她眼尾泛紅,呼吸斷斷續續,低聲喃喃道:“如果你一定要去西燕,那我跟你一起去。”
元容幾乎沒有思考:“不行,你不能去。”
西燕君主何止是斷袖,他男女通吃,後宮嬪妃不說千也有幾百,不過是更喜歡褻玩美貌的少年罷了。
若是她去了,西燕君主定不會放過她。
元容要去西燕是為了保護她,不讓她在受到威脅,受到傷害,而不是將她置於險境。
顧休休搖頭:“如果你要去,我就一定會跟著你去。

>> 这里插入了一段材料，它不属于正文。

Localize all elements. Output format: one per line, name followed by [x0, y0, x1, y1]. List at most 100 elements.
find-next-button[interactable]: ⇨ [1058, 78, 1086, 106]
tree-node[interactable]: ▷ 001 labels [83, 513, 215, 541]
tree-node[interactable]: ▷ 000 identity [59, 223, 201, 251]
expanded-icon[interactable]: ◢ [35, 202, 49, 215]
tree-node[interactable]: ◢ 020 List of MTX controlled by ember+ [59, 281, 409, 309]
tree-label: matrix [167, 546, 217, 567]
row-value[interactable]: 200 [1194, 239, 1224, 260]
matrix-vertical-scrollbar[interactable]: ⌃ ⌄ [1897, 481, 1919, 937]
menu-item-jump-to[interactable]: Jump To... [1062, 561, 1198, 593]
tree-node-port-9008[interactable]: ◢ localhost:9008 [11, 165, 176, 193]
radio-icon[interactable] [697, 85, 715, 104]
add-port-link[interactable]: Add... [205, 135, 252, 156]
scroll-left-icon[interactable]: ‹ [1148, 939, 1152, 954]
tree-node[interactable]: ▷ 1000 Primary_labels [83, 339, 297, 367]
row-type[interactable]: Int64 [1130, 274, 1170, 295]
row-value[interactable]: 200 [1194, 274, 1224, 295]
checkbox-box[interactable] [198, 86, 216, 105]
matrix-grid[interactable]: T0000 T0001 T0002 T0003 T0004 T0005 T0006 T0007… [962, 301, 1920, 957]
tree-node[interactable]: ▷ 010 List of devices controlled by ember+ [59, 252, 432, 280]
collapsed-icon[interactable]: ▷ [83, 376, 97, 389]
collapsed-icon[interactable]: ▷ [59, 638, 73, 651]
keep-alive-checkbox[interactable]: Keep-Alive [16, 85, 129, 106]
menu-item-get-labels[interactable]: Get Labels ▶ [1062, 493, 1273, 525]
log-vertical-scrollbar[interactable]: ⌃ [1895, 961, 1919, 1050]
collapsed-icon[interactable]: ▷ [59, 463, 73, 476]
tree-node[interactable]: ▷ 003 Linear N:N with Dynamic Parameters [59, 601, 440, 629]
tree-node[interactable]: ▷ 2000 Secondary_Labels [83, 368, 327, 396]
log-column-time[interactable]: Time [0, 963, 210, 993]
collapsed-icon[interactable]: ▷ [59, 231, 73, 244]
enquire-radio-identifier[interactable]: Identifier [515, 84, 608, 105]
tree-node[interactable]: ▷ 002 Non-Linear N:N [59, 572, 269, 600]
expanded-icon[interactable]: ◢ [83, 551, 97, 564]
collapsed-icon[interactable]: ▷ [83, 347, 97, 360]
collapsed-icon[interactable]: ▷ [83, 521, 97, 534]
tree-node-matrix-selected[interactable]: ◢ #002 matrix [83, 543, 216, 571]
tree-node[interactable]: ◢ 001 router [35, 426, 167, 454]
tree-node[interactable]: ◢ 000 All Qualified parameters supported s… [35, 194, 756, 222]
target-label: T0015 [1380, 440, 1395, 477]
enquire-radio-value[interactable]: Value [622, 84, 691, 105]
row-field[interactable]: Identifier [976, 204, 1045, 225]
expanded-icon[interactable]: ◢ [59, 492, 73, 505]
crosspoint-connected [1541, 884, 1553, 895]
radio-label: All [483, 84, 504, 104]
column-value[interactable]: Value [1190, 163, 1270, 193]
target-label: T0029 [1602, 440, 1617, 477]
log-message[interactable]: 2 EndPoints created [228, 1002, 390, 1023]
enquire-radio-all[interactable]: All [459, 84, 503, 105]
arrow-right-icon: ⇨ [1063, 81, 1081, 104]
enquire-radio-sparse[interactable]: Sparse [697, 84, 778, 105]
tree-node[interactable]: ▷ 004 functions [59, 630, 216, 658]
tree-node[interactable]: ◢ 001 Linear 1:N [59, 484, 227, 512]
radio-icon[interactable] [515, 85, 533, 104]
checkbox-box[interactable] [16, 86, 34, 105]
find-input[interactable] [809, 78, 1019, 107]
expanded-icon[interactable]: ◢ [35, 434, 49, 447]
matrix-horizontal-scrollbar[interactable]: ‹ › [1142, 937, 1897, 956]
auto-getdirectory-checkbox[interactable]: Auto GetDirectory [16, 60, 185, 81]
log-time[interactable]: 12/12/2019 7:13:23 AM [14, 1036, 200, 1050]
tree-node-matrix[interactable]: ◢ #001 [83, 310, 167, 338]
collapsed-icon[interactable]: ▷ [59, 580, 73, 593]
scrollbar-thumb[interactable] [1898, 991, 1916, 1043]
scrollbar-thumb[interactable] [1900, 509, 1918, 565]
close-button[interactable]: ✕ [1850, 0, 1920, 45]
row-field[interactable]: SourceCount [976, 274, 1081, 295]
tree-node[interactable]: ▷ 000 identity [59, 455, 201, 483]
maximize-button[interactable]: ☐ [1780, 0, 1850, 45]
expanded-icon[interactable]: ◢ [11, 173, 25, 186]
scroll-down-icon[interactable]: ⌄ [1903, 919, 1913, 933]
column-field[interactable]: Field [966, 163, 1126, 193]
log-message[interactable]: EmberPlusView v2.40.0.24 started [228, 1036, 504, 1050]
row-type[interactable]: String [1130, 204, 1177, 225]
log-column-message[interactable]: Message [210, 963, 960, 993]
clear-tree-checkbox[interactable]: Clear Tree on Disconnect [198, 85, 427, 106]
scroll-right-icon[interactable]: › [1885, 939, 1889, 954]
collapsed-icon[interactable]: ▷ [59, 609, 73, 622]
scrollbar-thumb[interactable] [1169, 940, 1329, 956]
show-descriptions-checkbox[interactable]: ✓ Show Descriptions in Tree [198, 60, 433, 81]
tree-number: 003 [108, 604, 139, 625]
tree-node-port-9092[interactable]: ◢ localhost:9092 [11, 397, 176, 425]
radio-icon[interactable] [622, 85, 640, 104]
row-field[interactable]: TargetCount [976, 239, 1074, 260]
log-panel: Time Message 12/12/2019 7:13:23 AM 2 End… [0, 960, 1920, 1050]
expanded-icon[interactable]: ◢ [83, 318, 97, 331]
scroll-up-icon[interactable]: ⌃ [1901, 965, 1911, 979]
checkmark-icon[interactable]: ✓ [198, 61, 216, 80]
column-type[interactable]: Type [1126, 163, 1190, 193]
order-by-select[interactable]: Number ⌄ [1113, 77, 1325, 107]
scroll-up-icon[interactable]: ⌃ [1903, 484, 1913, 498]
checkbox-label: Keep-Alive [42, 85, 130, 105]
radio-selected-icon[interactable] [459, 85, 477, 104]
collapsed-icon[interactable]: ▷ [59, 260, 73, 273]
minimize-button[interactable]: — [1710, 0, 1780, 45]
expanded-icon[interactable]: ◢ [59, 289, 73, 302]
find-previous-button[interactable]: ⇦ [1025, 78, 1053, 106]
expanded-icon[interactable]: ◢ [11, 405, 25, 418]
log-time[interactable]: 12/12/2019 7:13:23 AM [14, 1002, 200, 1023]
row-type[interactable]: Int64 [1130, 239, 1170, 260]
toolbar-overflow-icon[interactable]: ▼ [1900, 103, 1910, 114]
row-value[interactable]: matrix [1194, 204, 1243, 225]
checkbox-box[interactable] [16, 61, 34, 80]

”
她的聲音不大,那樣輕飄飄的,卻極有分量,讓元容有些恍惚。
他抬手叩在她的下頜上,慢慢地抬起她滿是淚痕的小臉,輕聲道:“為什麼?”
為什麼要以身犯險,跟他同去西燕?
顧休休透過眼前朦朧的霧氣,雖然看不清楚他的神情,卻依稀看到了他泛紅的眸尾。
她仰首吻了上去,親吻著他微涼而淡的薄唇,笨拙地撬開唇齒,動作急促地,像是急於想要證明著什麼。
他的舌上沾染著淡淡的酒意,許是在宴上淺嘗了兩杯清酒,苦澀而辛辣的滋味已經淡了不少。
在唇舌交纏的那一刹那,他丟盔卸甲,再難自持,反手按住了她的後腰,將她逼到車廂的角縫之中,加深了這個吻。
她指尖緊繃,抵在車廂的軟墊上,指甲因太過用力微微泛白。
原本叩在心口上的大掌,慢慢地下移,淩亂的呼吸聲在她近乎失聰的左耳畔響起,她聽不見聲音,卻能感覺到灼熱的氣息。